Planting a church in such a place as Manitoba's north has many benefits and blessings. By partnering with local Indigenous leaders and community members, talks of a self-determining church and reconciliation can happen.

Winter says, "We brought families with us. It was also important to have other families there and talking about reconciliation at the same time as talking about a new circle being formed. Usually, those go hand-in-hand, where there's a community that wants to find reconciliation within themselves and within the greater country."

"There is nobody there yet," says Winter. In his past experience, he has been the one to gather people and invite them to the community's newest church.

Winter says this church plant does not require the same approach: "They have to do the work, they have to talk to families and see who wants to come. So it is very hands-off this time."

This new church is also hoped to galvanize the Indigenous members' plans to leave other reserves and communities and to build an all-new community together around the place of worship.

Winter says, "It will be a place where families can have a new start. ... Sometimes people need to have a brand new start where there is less temptation to do things that they really don't want to do." 

What do we do?

"Jesus is really clear that he wants us to go out and make disciples," says Winter. No matter where you are, Winter believes the people around you need a place to learn about Jesus.

Currently, there are not enough churches says Winter: "Per capita, we just don't have enough church plants to reach everybody in Canada."
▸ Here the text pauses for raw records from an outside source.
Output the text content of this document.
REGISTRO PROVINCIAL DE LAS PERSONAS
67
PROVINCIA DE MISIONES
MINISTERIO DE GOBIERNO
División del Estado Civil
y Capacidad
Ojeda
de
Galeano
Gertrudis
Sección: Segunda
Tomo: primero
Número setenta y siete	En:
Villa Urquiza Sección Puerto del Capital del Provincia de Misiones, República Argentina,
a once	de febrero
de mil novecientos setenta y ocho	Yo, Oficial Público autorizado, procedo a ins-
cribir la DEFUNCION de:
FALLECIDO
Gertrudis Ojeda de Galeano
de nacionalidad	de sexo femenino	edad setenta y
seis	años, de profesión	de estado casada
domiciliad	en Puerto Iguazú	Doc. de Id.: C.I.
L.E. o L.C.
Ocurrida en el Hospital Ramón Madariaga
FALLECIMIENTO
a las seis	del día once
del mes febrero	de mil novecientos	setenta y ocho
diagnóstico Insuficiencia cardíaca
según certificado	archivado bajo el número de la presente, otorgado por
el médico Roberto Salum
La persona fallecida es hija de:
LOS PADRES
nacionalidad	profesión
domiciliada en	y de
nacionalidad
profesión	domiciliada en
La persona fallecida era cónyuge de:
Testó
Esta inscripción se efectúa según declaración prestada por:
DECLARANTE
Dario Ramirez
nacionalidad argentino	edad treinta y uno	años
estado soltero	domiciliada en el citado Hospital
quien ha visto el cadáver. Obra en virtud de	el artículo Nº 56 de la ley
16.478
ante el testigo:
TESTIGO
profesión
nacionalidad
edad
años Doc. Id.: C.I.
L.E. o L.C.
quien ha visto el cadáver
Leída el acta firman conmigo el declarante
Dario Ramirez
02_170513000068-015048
If everybody knew Jesus, they wouldn't have a church to go to and, Winter says, as Christians, there needs to be an urgency to build communities of worshippers.

Winter says that not everybody needs to go to Manitoba's north to plant a church. Christians in southern Manitoba can start a church in a new neighbourhood or a home church wherever they think more people need more Jesus.

"I think it is part of what we are all supposed to be doing," says Winter.

"We are all the Church, right? It's not necessarily a building. It's more about forming groups of people that follow Jesus."